This is a film about restoring contact and identity with the world. The main body of the story is very simple. The reporter Winter traveled across the United States to write a book about the United States, but when he returned to New York, he could not write any words. I filmed it all with Polaroid, and read it over and over again. In the end, Winter planned to go back to Germany, but just in time for the workers’ strike, there was no way to go back, so I met a mother and daughter at the airport (Alice and her mother) who were planning to go back to Germany. After booking a flight to Amsterdam, my mother left Alice to Winter in order to comfort her boyfriend, and her mother did not rush to Amsterdam to pick up Alice, so Winter took Alice on a journey to find her grandmother...

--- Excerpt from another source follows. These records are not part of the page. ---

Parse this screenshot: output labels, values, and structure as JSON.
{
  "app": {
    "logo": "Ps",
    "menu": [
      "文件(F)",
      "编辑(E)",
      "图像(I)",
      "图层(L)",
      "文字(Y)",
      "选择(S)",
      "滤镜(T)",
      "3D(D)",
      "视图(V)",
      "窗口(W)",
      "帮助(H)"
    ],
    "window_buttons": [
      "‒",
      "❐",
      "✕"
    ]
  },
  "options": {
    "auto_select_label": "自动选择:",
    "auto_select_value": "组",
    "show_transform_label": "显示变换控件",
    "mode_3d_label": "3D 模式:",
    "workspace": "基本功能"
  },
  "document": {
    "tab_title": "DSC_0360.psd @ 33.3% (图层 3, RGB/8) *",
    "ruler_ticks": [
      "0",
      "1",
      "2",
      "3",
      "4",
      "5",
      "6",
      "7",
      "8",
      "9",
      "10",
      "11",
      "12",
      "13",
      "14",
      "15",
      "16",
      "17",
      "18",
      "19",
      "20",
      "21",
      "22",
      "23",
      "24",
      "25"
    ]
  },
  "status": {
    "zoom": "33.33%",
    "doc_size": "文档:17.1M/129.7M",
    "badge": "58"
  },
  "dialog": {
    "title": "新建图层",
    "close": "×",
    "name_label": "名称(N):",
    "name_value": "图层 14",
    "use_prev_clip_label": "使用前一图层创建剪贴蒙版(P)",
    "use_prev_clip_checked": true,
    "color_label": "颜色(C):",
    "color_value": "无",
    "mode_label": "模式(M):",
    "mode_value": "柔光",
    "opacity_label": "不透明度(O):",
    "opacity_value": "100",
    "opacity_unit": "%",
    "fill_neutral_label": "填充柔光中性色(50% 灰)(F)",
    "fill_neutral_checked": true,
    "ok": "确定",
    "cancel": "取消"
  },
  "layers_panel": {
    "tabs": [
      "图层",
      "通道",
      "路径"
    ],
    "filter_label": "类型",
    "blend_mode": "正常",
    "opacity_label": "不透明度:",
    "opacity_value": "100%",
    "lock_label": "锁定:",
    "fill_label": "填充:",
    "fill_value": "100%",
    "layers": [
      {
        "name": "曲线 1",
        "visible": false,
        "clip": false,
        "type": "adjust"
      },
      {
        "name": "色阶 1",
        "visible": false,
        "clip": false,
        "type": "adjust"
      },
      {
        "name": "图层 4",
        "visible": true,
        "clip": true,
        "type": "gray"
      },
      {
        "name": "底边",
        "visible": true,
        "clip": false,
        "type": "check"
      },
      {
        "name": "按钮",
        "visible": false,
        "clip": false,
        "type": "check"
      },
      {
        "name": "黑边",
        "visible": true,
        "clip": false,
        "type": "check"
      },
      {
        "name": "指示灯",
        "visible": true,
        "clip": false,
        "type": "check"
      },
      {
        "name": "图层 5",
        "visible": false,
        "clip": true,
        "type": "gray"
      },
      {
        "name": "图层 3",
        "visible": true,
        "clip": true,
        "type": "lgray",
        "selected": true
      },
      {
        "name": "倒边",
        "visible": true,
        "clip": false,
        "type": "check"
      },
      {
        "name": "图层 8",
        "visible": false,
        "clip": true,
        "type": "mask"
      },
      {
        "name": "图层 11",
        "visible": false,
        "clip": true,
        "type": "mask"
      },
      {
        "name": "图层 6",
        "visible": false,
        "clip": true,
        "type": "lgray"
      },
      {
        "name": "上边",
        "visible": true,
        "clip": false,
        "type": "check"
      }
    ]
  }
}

However, the main body of the story has never been the focus of Wenders' films. Winter rediscovered an identity of himself through his contact with Alice and returning to his hometown. He finally accepted that the scene where he brought Alice back to the Ruhr area was to find himself. Very well represented. Alice is not the protagonist, but it is the point where Winter can return to himself again, which becomes the name of the film. It happened that I just watched Wenders' documentary before. Wenders himself liked this film the most. I think it was because he went to the United States soon, he lost his self-determination and injected himself into the master's kilometer. He was interviewed. Shi also said that the United States has been a big change for him in the past, and this change is of course also included in his films. "Alice in the City" should be his first feature film after he went to the United States. He was very confused when he was studying film. He said that he could not find his own unique style and direction. The style has gradually become clear. The subsequent "King of the Road" and "Broken Road" are the continuation of this film, and the protagonist gradually matures, also starring Rüdiger Vogler, whom Wenders calls his confidant. Wenders' re-confusion about the movie appeared when he was shooting "Lisbon Story", and everyone could see that the director there was his own representative. The films after that were different from the earlier ones.
Winter said to his girlfriend, "When I waited for the photo to develop. I felt the same unease, I couldn't wait to compare the photo with the real scene. But even that didn't give me peace of mind because the photo caught up with the real thing, and Overwhelm it." For him, Polaroid is his visual tool for the world, it is not real enough, because it is not what his eyes see, and he understands the errors when he accepts them, but he can't integrate them. This made me think of myself, is the camera in my hand also a tool? Just because I can't get my self-identity, so I take what I photographed as what I saw and ignore the truth?
I do get confused when the photo and the real have different identities, and I haven't redefined myself like Winter or Wenders.
Also, if you look closely, at the beginning, when Winter was on his way to New York, in a cafe, Wenders himself appeared by the jukebox. He once said that rock music maintained part of his sense of self-identity, and he went to America's favorite after that is the jukebox.